Czołem czytacze! Zastanawialiście się kiedyś ile byście byli w stanie poświęcić by uratować miliony istnień? Czy zgodzilibyście się bezinteresownie umrzeć za nich… po kilka razy? Z takim problemem zmierzyć się musi główny bohater filmu „Kod Nieśmiertelności”, kapitan Colter Stevens (grany przez Jake’a Gyllenhaala), któremu właściwie nie dano wyboru: budzi się bowiem w pociągu w ciele zupełnie obcej osoby i jako ten ktoś ma tylko 8 minut by znaleźć i powstrzymać terrorystę chcącego wysadzić w powietrze pociąg, którym podróżuje. Po nieudanej próbie budzi się otoczony jakąś dziwną aparaturą tylko po to by zostać odesłanym z powrotem by jeszcze raz przeżyć te 8 minut i podjąć kolejną próbę udaremnienia tego samego zamachu.

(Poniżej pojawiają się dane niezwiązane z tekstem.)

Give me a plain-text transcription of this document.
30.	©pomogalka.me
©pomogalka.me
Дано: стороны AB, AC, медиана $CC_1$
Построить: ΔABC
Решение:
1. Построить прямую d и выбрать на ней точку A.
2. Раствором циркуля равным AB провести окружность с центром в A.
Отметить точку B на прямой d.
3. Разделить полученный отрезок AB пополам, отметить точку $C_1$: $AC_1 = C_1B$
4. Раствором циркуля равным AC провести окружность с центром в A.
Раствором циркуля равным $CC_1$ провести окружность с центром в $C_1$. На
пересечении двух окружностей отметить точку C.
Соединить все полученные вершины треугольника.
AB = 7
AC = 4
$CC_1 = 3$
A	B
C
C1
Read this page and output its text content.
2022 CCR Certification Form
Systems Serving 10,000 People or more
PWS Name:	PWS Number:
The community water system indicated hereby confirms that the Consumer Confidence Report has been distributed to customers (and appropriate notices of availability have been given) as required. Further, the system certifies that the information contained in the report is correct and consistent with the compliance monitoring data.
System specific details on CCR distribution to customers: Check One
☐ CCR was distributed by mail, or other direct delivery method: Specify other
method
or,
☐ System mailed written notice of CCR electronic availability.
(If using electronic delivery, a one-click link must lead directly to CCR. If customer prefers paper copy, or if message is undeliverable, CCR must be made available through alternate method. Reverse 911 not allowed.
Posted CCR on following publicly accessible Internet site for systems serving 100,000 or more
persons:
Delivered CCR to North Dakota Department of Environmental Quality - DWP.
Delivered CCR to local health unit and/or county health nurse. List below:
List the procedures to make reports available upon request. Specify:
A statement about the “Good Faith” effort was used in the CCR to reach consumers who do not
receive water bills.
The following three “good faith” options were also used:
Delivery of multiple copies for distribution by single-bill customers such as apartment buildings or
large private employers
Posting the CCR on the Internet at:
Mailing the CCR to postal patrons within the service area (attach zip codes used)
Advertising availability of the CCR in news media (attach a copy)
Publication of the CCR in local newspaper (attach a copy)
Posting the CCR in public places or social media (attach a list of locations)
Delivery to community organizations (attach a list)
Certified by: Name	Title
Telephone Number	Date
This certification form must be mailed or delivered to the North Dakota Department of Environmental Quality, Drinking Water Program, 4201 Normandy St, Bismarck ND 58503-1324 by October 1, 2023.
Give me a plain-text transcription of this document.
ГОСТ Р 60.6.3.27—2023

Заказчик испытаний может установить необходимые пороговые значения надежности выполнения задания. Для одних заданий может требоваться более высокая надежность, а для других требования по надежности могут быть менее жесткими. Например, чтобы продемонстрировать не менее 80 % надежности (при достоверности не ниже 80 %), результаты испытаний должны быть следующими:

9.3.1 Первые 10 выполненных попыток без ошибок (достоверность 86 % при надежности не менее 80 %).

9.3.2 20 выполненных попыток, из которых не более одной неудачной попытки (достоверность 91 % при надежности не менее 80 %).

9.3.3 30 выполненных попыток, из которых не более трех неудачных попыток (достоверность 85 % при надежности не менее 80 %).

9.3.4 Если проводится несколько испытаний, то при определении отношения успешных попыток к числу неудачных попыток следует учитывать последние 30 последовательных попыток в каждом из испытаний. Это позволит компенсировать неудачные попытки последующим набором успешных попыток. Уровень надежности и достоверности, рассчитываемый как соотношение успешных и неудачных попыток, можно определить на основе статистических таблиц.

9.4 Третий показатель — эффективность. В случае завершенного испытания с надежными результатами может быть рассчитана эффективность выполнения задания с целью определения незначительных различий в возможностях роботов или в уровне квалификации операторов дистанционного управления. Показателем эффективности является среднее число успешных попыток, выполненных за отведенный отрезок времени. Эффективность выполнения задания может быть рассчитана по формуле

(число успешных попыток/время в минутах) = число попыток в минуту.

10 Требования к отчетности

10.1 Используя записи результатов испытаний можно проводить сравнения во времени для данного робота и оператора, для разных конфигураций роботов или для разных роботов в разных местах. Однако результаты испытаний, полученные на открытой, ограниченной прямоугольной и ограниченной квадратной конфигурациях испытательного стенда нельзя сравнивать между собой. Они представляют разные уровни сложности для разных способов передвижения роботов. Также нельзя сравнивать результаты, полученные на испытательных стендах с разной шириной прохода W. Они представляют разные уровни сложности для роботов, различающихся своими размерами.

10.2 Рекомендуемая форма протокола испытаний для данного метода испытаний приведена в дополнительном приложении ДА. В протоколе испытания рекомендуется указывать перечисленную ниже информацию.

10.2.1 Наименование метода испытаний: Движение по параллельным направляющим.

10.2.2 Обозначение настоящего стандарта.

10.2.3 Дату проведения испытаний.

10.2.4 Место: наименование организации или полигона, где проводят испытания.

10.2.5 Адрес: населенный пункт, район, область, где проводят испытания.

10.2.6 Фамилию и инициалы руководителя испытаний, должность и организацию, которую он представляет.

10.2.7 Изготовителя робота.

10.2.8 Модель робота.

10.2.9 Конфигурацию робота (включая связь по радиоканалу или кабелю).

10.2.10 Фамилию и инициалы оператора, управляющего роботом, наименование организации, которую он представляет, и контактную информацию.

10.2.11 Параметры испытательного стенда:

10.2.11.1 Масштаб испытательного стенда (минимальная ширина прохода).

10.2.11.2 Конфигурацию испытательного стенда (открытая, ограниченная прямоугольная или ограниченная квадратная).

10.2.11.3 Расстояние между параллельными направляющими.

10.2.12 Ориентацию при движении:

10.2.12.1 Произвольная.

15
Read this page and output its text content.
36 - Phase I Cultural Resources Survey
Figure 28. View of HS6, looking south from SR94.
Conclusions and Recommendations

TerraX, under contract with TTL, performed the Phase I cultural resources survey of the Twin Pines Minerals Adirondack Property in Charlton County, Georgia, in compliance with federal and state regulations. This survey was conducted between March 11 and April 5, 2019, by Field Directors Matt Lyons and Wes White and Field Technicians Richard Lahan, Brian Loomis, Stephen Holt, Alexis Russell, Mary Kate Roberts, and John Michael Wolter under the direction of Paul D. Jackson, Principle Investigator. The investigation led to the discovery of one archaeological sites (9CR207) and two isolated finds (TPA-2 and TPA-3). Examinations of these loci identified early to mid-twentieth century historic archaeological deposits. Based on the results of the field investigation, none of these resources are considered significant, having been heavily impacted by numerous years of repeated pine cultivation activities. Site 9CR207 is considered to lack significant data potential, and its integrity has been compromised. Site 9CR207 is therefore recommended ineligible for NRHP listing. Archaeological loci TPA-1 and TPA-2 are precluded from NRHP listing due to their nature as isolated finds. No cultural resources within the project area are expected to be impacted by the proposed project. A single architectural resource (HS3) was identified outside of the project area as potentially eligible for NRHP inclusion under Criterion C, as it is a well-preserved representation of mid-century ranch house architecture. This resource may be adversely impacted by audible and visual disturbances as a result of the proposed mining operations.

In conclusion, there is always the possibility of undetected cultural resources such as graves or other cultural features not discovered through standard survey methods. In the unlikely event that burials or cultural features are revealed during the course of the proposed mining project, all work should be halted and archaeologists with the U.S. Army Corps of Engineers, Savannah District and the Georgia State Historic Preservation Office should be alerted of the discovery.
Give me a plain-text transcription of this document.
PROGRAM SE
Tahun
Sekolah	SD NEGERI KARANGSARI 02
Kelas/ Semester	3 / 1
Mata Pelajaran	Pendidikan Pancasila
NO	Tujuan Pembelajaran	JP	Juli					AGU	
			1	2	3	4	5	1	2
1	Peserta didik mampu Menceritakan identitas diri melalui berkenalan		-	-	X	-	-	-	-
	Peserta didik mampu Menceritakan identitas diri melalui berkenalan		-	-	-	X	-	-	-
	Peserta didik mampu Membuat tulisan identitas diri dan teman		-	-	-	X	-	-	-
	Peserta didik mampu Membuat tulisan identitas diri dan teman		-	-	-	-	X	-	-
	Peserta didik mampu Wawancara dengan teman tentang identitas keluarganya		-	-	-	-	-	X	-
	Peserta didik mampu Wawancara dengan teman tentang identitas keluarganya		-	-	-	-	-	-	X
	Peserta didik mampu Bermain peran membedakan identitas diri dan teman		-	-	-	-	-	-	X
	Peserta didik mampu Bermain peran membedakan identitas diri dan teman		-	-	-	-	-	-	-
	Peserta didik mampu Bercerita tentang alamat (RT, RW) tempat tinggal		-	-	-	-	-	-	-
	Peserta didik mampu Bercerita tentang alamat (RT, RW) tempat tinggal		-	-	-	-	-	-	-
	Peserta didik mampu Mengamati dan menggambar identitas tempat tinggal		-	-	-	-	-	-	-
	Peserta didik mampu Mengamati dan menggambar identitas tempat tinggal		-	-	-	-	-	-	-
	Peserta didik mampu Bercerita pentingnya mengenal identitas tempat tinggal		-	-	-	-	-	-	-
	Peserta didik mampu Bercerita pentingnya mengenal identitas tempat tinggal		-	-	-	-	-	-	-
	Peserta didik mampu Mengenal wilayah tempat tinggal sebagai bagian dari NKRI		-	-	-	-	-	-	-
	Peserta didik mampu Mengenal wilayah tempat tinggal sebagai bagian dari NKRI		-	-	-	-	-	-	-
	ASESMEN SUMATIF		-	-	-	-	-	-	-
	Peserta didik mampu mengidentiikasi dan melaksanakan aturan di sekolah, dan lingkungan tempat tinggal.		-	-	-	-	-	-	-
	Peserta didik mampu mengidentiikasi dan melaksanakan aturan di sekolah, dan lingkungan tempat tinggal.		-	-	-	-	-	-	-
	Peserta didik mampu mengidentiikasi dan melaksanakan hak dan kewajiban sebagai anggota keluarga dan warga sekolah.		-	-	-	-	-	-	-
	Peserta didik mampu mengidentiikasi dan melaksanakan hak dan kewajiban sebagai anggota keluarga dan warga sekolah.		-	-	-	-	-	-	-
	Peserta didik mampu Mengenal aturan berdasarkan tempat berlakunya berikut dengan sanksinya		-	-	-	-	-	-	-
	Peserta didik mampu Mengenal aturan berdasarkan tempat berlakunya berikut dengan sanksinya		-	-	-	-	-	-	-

Czy ten opis nie przypomniał wam czegoś?
To tyle z opisu fabuły bo, mimo że jest odrobinkę przewidywalna i oparta na sprawdzonych (i odrobinkę zużytych schematach), to trzyma wysoki poziom i robi to co dobra historia robić powinna: ciekawi, wciąga i sprawia, że zadajemy sobie szereg pytań po seansie, a niczego bardziej nie cenię w filmach nad możliwość dyskusji o obrazie, który właśnie obejrzałem. Jako, że mamy do czynienia z rasowym filmem Sci-Fi pytania, które są stawiane przed widzem (aczkolwiek trochę nieśmiało – trzeba je niejako wyłowić z obrazu) zahaczają o typową dla obrazów z tego gatunku problematykę pt. „czym jest rzeczywistość?”.
Sam film jest dopiero drugim dziełem nowego w biznesie Duncana Jonesa, który debiutował jako reżyser fantastycznego (i nakręconego za psie pieniądze – widzicie? Czasami wystarczy mieć talent.) „Moon”. Jeśli uda się Duncanowi utrzymać ten poziom, który utrzymuje do tej pory to wróżę mu świetlaną przyszłość – w końcu mały powiew świeżości w tym odrobinkę kostniejącym filmowym świecie.
Co do aktorów myślę, że Jake Gyllenhall i, grająca główną rolę kobiecą, Michelle Monaghan stanęli na wysokości zadania. Jake dostarcza nam kilku scen z jego firmowym uśmiechem, którego nie powstydziłby się sam Indiana Jones, a Michelle jest wystarczająco urocza w swojej roli by stać się czynnikiem rozładowującym napięcie. Oboje na ekranie tworzą zgraną parę i nie jest nam ciężko uwierzyć w nich jako postaci.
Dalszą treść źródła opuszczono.